De tanto mudar, já me torno única. Em meio a tantas idas e vindas, versos e reversos, esbarrei no mais íntimo de minhas pupilas e batimentos cardíacos. Caí sobre mim, desmoronei no abismo de minhas entranhas estreitas e vívidas. Desperto para uma realidade presente, sem hesitação ilusória, apenas eu e o mundo como é. "Pare o

mundo que eu quero descer", esse verso de meu saudoso Raul está versado agora detrás do quadro.
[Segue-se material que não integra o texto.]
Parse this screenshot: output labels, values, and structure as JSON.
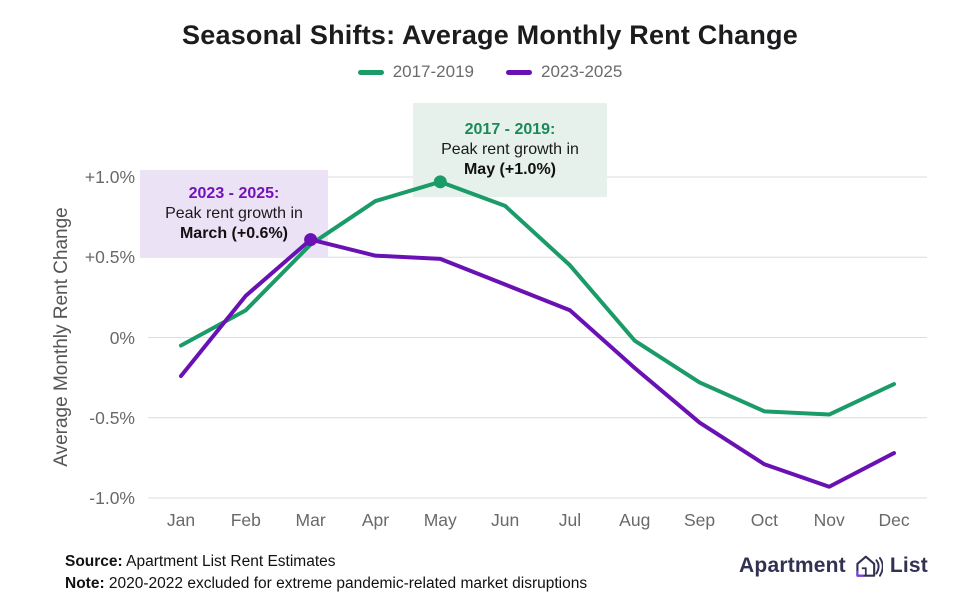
{
  "title": "Seasonal Shifts: Average Monthly Rent Change",
  "legend": {
    "items": [
      {
        "label": "2017-2019",
        "color": "#1a9b68"
      },
      {
        "label": "2023-2025",
        "color": "#6a11b4"
      }
    ]
  },
  "chart_data": {
    "type": "line",
    "title": "Seasonal Shifts: Average Monthly Rent Change",
    "ylabel": "Average Monthly Rent Change",
    "xlabel": "",
    "categories": [
      "Jan",
      "Feb",
      "Mar",
      "Apr",
      "May",
      "Jun",
      "Jul",
      "Aug",
      "Sep",
      "Oct",
      "Nov",
      "Dec"
    ],
    "series": [
      {
        "name": "2017-2019",
        "color": "#1a9b68",
        "values": [
          -0.05,
          0.17,
          0.58,
          0.85,
          0.97,
          0.82,
          0.45,
          -0.02,
          -0.28,
          -0.46,
          -0.48,
          -0.29
        ],
        "peak_index": 4
      },
      {
        "name": "2023-2025",
        "color": "#6a11b4",
        "values": [
          -0.24,
          0.26,
          0.61,
          0.51,
          0.49,
          0.33,
          0.17,
          -0.19,
          -0.53,
          -0.79,
          -0.93,
          -0.72
        ],
        "peak_index": 2
      }
    ],
    "ylim": [
      -1.0,
      1.0
    ],
    "yticks": [
      {
        "value": 1.0,
        "label": "+1.0%"
      },
      {
        "value": 0.5,
        "label": "+0.5%"
      },
      {
        "value": 0.0,
        "label": "0%"
      },
      {
        "value": -0.5,
        "label": "-0.5%"
      },
      {
        "value": -1.0,
        "label": "-1.0%"
      }
    ],
    "grid": true,
    "legend_position": "top"
  },
  "annotations": {
    "green": {
      "heading": "2017 - 2019:",
      "line2": "Peak rent growth in",
      "line3": "May (+1.0%)"
    },
    "purple": {
      "heading": "2023 - 2025:",
      "line2": "Peak rent growth in",
      "line3": "March (+0.6%)"
    }
  },
  "footer": {
    "source_label": "Source:",
    "source_text": " Apartment List Rent Estimates",
    "note_label": "Note:",
    "note_text": " 2020-2022 excluded for extreme pandemic-related market disruptions"
  },
  "logo": {
    "word1": "Apartment",
    "word2": "List",
    "dark": "#313253",
    "accent": "#7c3aed"
  },
  "colors": {
    "gridline": "#dcdcdc",
    "axis_text": "#696969"
  }
}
Por algum motivo, que eu bem sei qual é, essa frase engenhosa caiu-me demasiadamente bem, feito uma luva. A decisão de pintar hoje talvez não foi a mais certa... Porque, na verdade, não ficou

boa. Quando a tinta ocupou seu lugar no vasto espaço que cedi a ela, o encanto acabou. Retoquei até sair algo que preste. Embolei curvas

e retângulos, retas tortas, quase ondas... e deu tudo errado. Não saiu do jeito que desejava, mas o que meu inconsciente ditou. Por fim, tudo jaz assim, transbordando as beiradas limítrofes de meu inconsciente. Soterro dor, ódio, angústia e aquela pulga atrás da orelha que jamais tivera a bravura de questionar em voz alta. Tudo isso, somado a um inexistente grau de experiência artística, resulta em uma aberração que só eu consigo decifrar, assim como esse texto, que bordado ao azul do céu que cintila lágrimas de cor pérola, enfeita o cenário dessa escrita melancólica e vazia.